SEBI Norms for Credit Rating Agencies

What is the issue?

  • Securities and Exchange Board of India (SEBI) has released a new framework for financial disclosure by credit rating agencies (CRAs).

BACKGROUND

  • Credit Rating Agencies (CRAs) are companies that evaluate the financial condition of issuers of debt instruments.
  • CRAs assign a rating that reflects its assessment of the issuer’s ability to make the debt payments.
  • Rating is denoted by a simple alphanumeric symbol. E.g.
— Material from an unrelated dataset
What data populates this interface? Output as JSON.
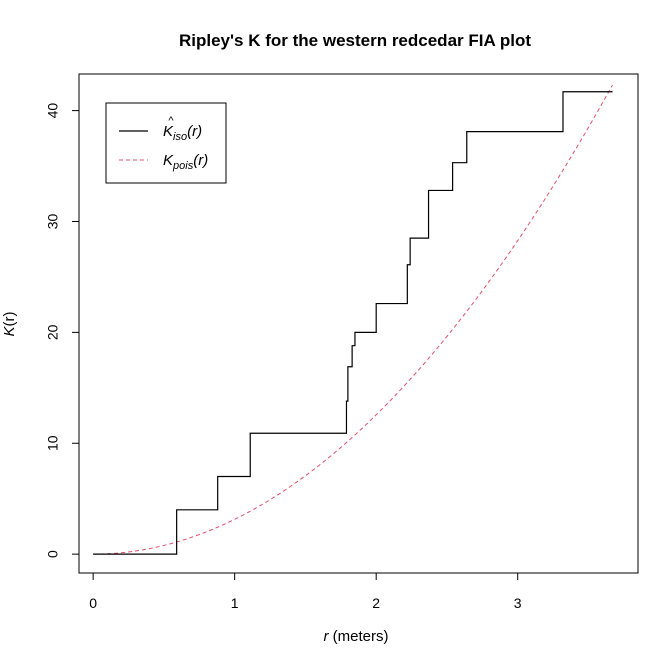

AA+, A-, etc.
  • In India, CRAs are regulated by SEBI (Credit Rating Agencies) Regulations, 1999 of the Securities and Exchange Board of India Act, 1992.
  • The entities that are rated by credit rating agencies comprise companies, state governments, non-profit organisations, countries, securities, special purpose entities, and local governmental bodies.
  • Some of the key CRAs in India include –
  • Credit Rating Information Services of India Limited (CRISIL)
  • ICRA Limited
  • Credit Analysis and Research limited (CARE)

DISCUSSION

Issues related to Credit rating agencies

  • Ideological biases: CRAs might favour certain political ideologies to limit negative policy and market surprises as they strive to keep ratings stable over the medium term.
  • A panel analysis of Standard & Poor’s, Moody’s, and Fitch’s rating actions for 23 OECD countries from 1995 to 2014 shows that left executives and the electoral victory of non-incumbent left executives are associated with significantly higher probabilities of negative rating changes.
  • Conflict of interests: CRAs are funded by the very companies they rate.
  • Lack of ability to predict: CRAs follow the market, so the markets alert the agencies of trouble. This happens post-market and after something has happened. This is the reason for CRAs inability to predict frequent near default, default, and financial disasters.